Erhöhte Zugriffszahlen

Die Plattform ist erst seit einer Woche online, dennoch seien die Anfragen laut Kafaji auffallend hoch. „Die Anfragen sind auf jeden Fall höher, als ich erwartet habe“, zeigt sich der Wiener überrascht. Dies zeige sich unter anderem in zahlreichen täglichen Anfragen über WhatsApp, die Nutzer:innen direkt im Anschluss an den digitalen Check stellen. Finanziert wird die Plattform durch Kooperationen mit den jeweiligen Kreditanbietern, die Kafaji durch seine Arbeit als Vermögensberater bereits gewonnen hatte. Werden Nutzer:innen an eine passende Bank weitergeleitet, entsteht hier der wirtschaftliche Wert.

Pläne für die Zukunft

„Mir ist es einfach ein Anliegen, dass Menschen nicht in die Hände von Betrügern fallen, was in der Praxis häufig passiert. Ich richte mich also immer nach dem Use Case. Ich glaube an Dinge, die den Menschen einen Mehrwert bringen. Und wenn etwas einen Wert hat, wird es auch wirtschaftlichen Wert generieren“, blickt Kafaji in die Zukunft.

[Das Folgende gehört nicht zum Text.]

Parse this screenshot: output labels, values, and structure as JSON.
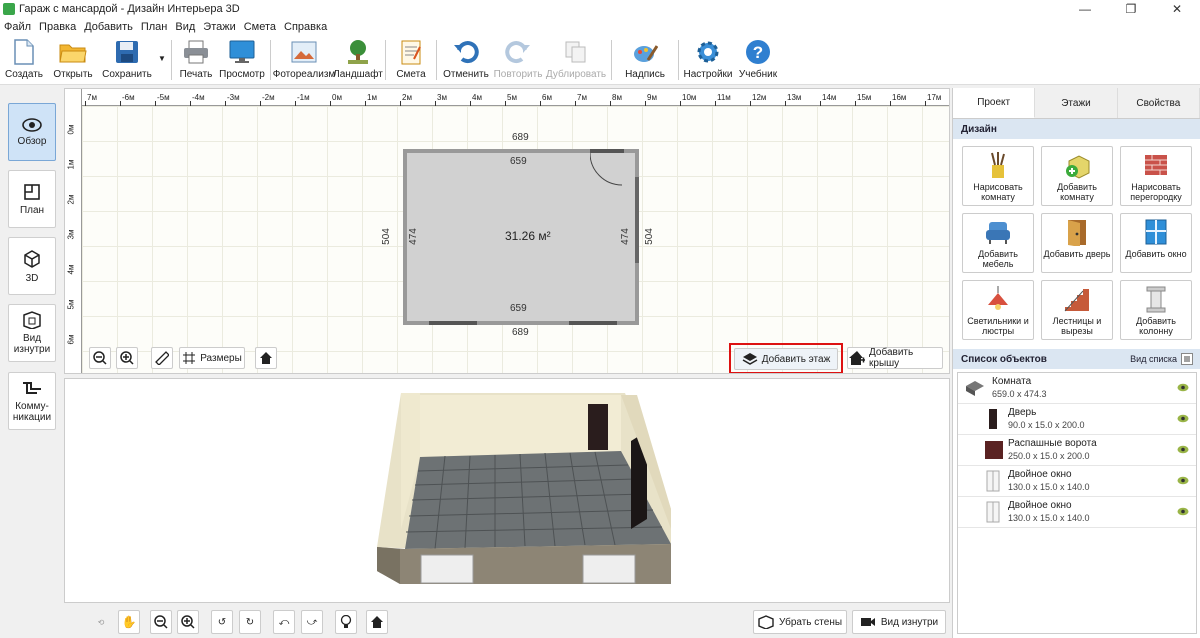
{
  "window": {
    "title": "Гараж с мансардой - Дизайн Интерьера 3D",
    "controls": [
      "—",
      "❐",
      "✕"
    ]
  },
  "menu": [
    "Файл",
    "Правка",
    "Добавить",
    "План",
    "Вид",
    "Этажи",
    "Смета",
    "Справка"
  ],
  "toolbar": {
    "create": "Создать",
    "open": "Открыть",
    "save": "Сохранить",
    "print": "Печать",
    "preview": "Просмотр",
    "photo": "Фотореализм",
    "landscape": "Ландшафт",
    "estimate": "Смета",
    "undo": "Отменить",
    "redo": "Повторить",
    "duplicate": "Дублировать",
    "caption": "Надпись",
    "settings": "Настройки",
    "tutorial": "Учебник"
  },
  "leftbar": {
    "overview": "Обзор",
    "plan": "План",
    "view3d": "3D",
    "inside": "Вид изнутри",
    "comms": "Комму-никации"
  },
  "ruler": {
    "top": [
      "7м",
      "-6м",
      "-5м",
      "-4м",
      "-3м",
      "-2м",
      "-1м",
      "0м",
      "1м",
      "2м",
      "3м",
      "4м",
      "5м",
      "6м",
      "7м",
      "8м",
      "9м",
      "10м",
      "11м",
      "12м",
      "13м",
      "14м",
      "15м",
      "16м",
      "17м"
    ],
    "left": [
      "0м",
      "1м",
      "2м",
      "3м",
      "4м",
      "5м",
      "6м"
    ]
  },
  "plan": {
    "area": "31.26 м²",
    "dim_outer_top": "689",
    "dim_inner_top": "659",
    "dim_inner_bottom": "659",
    "dim_outer_bottom": "689",
    "dim_outer_left": "504",
    "dim_inner_left": "474",
    "dim_inner_right": "474",
    "dim_outer_right": "504",
    "dimensions_btn": "Размеры",
    "add_floor_btn": "Добавить этаж",
    "add_roof_btn": "Добавить крышу"
  },
  "bottom": {
    "remove_walls": "Убрать стены",
    "inside_view": "Вид изнутри"
  },
  "rightpanel": {
    "tabs": [
      "Проект",
      "Этажи",
      "Свойства"
    ],
    "design_header": "Дизайн",
    "design_buttons": [
      "Нарисовать комнату",
      "Добавить комнату",
      "Нарисовать перегородку",
      "Добавить мебель",
      "Добавить дверь",
      "Добавить окно",
      "Светильники и люстры",
      "Лестницы и вырезы",
      "Добавить колонну"
    ],
    "objects_header": "Список объектов",
    "list_view": "Вид списка",
    "objects": [
      {
        "name": "Комната",
        "dims": "659.0 x 474.3"
      },
      {
        "name": "Дверь",
        "dims": "90.0 x 15.0 x 200.0"
      },
      {
        "name": "Распашные ворота",
        "dims": "250.0 x 15.0 x 200.0"
      },
      {
        "name": "Двойное окно",
        "dims": "130.0 x 15.0 x 140.0"
      },
      {
        "name": "Двойное окно",
        "dims": "130.0 x 15.0 x 140.0"
      }
    ]
  }
}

Der Gründer will die digitalen Möglichkeiten noch erweitern und überlegt derzeit, wie das Implementieren von KI-Systemen helfen könnte, die Ersteinschätzungen noch präziser zu machen. Ebenso geplant sind weitere Kooperationen mit Kreditanbietern, „weil ich sehe, dass österreichweit die Anfrage wächst“.